I have a few questions to ask the Minister on this group of Lords amendments. As he has said, Lords amendment 72 provides that the Bank of England must give notice to the Treasury before making a direction and that the Treasury may confer immunity from liability. I would be grateful if he would elaborate on the relationship between the Bank of England and the Treasury in those circumstances. It would appear that the Bank takes the lead and that this is merely a notification requirement. What would happen if the Treasury objected to a course of action taken by the Bank? What would happen if it objected to a direction that the Bank gave under clause 188?
Lords amendment 72 states that the
"Treasury may by order confer immunity from liability...in respect of action or inaction in accordance with a direction."
Clearly, a degree of discretion is involved in the use of the word "may". During the Bill's progress we have had many discussions on using the term "may" as opposed to "shall" or "will". Could the Minister give an indication as to the factors the Treasury would take into account when deciding whether or not to confer immunity from liability in damages?
Lords amendment 73 relates to the statement of principles to be applied in determining penalties, which, again, is to be sent to the Treasury. Could the Minister elaborate on the relationship between the Treasury and the Bank of England in this context? Will the Treasury have a formal role in giving its views on these principles? Will it be able to recommend or indeed require that the Bank of England changes these principles?

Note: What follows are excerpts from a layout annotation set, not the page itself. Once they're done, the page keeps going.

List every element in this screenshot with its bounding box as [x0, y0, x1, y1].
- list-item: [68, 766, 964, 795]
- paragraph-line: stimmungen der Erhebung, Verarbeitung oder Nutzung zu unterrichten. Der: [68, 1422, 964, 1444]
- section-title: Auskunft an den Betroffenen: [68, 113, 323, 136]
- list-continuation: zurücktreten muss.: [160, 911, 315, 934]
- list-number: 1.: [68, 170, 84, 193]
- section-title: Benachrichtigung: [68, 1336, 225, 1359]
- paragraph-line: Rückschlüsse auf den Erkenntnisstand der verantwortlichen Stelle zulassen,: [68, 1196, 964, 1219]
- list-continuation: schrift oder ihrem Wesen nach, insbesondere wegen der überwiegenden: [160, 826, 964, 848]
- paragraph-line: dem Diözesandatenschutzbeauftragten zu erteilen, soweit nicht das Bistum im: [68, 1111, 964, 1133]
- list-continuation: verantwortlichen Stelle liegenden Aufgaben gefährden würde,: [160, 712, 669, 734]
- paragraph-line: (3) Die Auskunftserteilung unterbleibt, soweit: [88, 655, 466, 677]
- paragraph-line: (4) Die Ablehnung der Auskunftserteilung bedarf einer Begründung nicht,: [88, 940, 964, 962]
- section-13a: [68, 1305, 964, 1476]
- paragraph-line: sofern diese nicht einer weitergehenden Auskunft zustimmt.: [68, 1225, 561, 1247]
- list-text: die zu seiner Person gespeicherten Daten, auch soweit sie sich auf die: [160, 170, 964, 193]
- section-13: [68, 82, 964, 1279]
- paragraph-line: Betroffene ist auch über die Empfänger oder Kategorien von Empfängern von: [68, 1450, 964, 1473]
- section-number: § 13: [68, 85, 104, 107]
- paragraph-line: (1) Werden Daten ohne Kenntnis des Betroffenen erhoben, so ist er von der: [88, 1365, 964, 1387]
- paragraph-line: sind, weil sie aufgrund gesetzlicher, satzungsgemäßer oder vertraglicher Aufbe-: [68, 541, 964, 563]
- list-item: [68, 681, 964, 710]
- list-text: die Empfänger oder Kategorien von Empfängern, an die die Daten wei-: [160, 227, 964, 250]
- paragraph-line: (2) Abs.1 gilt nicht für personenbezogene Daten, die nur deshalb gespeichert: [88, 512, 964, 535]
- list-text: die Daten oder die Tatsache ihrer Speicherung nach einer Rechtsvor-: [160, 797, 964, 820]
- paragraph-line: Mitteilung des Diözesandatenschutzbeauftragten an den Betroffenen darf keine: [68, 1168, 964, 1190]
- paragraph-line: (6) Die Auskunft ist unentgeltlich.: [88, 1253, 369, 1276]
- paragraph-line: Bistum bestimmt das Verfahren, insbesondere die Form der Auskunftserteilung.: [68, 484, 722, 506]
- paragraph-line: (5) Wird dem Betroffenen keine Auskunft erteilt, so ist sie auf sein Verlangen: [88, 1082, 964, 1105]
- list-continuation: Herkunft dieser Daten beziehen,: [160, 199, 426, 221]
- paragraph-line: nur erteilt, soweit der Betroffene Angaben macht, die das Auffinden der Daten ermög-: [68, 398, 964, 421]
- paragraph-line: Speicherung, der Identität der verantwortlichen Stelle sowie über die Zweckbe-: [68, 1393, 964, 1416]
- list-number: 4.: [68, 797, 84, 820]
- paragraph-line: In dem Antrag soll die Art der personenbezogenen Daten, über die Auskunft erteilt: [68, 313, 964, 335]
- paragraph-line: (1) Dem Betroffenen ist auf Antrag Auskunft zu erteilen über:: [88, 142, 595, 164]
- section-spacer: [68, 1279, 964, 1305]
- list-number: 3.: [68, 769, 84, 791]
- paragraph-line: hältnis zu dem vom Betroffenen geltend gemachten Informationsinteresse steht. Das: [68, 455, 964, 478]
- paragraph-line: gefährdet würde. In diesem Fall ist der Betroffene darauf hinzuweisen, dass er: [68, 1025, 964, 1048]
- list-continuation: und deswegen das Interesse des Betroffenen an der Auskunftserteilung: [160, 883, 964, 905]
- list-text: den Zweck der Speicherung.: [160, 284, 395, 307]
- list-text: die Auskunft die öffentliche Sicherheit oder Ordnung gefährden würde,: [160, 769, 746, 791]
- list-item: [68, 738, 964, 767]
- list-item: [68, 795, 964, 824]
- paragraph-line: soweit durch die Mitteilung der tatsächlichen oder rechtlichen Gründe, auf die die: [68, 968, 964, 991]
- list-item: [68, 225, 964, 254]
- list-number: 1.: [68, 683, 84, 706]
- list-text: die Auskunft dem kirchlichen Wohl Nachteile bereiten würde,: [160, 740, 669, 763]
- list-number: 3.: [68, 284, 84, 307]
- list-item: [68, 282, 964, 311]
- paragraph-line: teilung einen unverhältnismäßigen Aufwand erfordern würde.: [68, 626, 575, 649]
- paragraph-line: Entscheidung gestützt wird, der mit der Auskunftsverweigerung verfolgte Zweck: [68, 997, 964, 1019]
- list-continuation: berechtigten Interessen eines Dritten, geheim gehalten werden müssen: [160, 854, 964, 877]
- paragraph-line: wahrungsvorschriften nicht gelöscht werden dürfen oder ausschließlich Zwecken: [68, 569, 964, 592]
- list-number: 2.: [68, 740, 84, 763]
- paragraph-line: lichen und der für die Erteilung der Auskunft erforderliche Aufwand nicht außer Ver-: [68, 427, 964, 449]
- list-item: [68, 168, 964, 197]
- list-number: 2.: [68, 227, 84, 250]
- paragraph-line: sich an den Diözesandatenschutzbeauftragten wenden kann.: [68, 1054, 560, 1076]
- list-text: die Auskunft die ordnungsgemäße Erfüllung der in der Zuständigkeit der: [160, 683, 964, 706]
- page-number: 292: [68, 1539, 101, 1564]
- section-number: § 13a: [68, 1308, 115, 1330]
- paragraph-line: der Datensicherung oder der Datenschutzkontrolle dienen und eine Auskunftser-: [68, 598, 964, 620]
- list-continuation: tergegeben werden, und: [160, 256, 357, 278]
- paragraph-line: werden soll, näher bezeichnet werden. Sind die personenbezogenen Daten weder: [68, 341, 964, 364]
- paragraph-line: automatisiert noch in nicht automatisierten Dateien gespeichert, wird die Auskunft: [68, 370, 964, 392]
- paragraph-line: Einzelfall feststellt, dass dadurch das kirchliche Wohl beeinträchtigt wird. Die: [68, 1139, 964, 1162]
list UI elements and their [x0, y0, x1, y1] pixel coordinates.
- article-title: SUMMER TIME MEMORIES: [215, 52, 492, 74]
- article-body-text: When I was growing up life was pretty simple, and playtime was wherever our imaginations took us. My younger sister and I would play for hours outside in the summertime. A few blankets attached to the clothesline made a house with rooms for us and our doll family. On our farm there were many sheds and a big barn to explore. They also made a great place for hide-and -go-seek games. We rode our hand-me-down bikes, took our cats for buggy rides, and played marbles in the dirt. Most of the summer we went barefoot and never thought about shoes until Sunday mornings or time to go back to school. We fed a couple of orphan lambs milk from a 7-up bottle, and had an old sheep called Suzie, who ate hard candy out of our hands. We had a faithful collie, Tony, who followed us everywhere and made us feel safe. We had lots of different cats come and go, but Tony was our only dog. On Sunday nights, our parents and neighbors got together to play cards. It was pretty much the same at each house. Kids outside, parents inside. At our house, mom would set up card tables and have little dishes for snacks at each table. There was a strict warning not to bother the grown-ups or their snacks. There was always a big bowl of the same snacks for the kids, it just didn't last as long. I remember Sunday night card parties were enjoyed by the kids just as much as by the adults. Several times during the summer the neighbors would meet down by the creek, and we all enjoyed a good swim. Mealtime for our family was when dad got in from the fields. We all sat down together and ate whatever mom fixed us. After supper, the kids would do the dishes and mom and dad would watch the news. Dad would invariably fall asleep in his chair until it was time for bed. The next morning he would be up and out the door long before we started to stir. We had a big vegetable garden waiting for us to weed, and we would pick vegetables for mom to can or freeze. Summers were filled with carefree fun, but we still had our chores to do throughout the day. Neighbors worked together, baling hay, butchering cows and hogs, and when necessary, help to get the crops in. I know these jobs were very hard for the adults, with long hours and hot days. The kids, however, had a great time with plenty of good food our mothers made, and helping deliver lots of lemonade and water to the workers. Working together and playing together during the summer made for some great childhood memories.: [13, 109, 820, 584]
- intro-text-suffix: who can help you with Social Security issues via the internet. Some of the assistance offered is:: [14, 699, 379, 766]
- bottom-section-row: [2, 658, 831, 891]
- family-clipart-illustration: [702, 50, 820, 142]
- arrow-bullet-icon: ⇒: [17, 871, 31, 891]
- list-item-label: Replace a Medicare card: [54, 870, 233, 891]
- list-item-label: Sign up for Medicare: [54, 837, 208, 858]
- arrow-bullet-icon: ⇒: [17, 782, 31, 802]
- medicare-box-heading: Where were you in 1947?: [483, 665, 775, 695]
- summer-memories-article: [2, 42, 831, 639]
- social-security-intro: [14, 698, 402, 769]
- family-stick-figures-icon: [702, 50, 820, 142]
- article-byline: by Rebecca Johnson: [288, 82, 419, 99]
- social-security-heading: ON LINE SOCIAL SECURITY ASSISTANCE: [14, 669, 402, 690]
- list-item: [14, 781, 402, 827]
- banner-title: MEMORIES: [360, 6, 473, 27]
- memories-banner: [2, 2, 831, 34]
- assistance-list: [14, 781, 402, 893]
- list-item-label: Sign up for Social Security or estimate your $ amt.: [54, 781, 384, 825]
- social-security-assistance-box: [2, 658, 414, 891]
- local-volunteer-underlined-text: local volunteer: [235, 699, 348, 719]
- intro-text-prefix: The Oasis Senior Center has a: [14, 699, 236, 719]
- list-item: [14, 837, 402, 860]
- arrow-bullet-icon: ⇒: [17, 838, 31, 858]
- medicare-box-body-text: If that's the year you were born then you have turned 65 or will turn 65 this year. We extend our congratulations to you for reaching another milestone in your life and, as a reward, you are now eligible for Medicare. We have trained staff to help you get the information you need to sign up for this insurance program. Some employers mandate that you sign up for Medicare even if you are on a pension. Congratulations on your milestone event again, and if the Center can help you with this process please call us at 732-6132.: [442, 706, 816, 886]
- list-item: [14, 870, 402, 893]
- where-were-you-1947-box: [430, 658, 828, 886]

Lords amendment 74 states that
"Banknote regulations must establish a method for determining the maximum amount of a penalty."
I merely note that there seem to be two separate regimes in parts 5 and 6. The one in part 5, which deals with the inter-bank payment systems, provides for a statement of principles with regard to penalties to be produced by the Bank of England, whereas the one in part 6 provides for banknote regulations to specify the maximum penalty. Will the Minister explain why it is appropriate to have two separate regimes, given that we are addressing both those issues in the same Bill, at the same time and in the same group of amendments? There may be good reasons for the slightly different approach being taken, but it might be helpful for the House to hear them. These Lords amendments attempt to address some of the concerns that we raised in Committee, and that is welcome. We are grateful to the Government for, again, listening to some of our concerns.
I welcome the hon. Gentleman's support for the amendments, which were agreed in the other place. He is right to say that the Government have carefully listened to the concerns that have been raised in a number of places, not least by Members of this House. He asks a number of detailed questions and rather than respond to each of them individually now—I am not sure that I would be able to do so—it is probably best if I write to him and place a copy of my reply in the Library of the House.
Lords amendment 72 agreed to.
Lords amendments 73 to 82 agreed to , with Commons privilege waived in respect of Lords amendment 75.